Yes, J.R. Smith is still shirtless from his night in Vegas, but look away from his booze-glazed torso for a second and focus on LeBron James. Here’s the hero of the Finals, at the moment he literally brings home the trophy Cleveland has been awaiting since before he was born. And he’s wearing—well, first, here’s what he’s not wearing: a Nike logo anywhere on his shirt or hat.
Earlier this year, James signed a new Nike deal, supposedly worth a billion dollars. That reupped the sponsorship that’s been in place since he finished high school: the dominant basketball prospect of his generation joining up with the dominant sports-branding company, a mutual brand-reinforcement strategy pioneered and immortalized by Nike and Michael Jordan.
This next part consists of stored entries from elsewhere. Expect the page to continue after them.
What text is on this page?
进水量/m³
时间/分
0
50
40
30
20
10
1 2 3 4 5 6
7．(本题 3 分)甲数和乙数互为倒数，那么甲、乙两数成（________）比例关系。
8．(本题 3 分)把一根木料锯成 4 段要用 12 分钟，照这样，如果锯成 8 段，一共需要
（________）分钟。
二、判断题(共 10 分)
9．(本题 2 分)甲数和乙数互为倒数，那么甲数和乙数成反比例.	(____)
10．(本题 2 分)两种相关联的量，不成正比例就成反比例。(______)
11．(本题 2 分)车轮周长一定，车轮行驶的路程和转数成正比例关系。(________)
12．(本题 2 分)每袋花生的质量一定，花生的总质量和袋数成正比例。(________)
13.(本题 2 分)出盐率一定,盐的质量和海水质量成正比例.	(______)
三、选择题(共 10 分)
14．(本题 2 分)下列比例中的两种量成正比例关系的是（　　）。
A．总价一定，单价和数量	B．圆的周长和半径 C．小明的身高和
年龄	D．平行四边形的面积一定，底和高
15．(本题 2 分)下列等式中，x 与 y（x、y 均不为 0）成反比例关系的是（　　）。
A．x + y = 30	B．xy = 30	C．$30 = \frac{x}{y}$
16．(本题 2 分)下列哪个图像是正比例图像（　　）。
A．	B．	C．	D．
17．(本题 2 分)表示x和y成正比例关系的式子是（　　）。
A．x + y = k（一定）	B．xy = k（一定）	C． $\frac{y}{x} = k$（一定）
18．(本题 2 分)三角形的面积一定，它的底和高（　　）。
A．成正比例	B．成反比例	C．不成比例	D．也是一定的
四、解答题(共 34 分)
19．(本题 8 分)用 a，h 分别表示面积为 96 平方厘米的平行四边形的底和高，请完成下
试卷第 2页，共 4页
Yet in his greatest moment of triumph, LeBron stepped off the plane decked out not in WITNESS gear or anything else from the LeBron James Collection, but in an Ultimate Warrior t-shirt—a not especially low-key bit of gloating over his vanquished foes—and the same ball cap he’d been wearing in preparation for Game 7:
Whomever the embroidered little tea-sipping Kermit’s message might be meant for, it’s coming directly from LeBron James. The shirt’s by Homage, and the meme hat appears to be from a company called Cigarette, neither of which is paying him a billion dollars for placement. There might be a little swoosh on his sweatpants, but nobody’s noticing that.
In an era when every postgame rehydrating beverage is a hotly negotiated branding opportunity, this is a remarkable act of self assertion. Did Nike fail to stipulate what LeBron should wear, or did he just not care? I sent emails to Maverick Carter and Nike to ask if James made his own choice; we’ll update if they respond.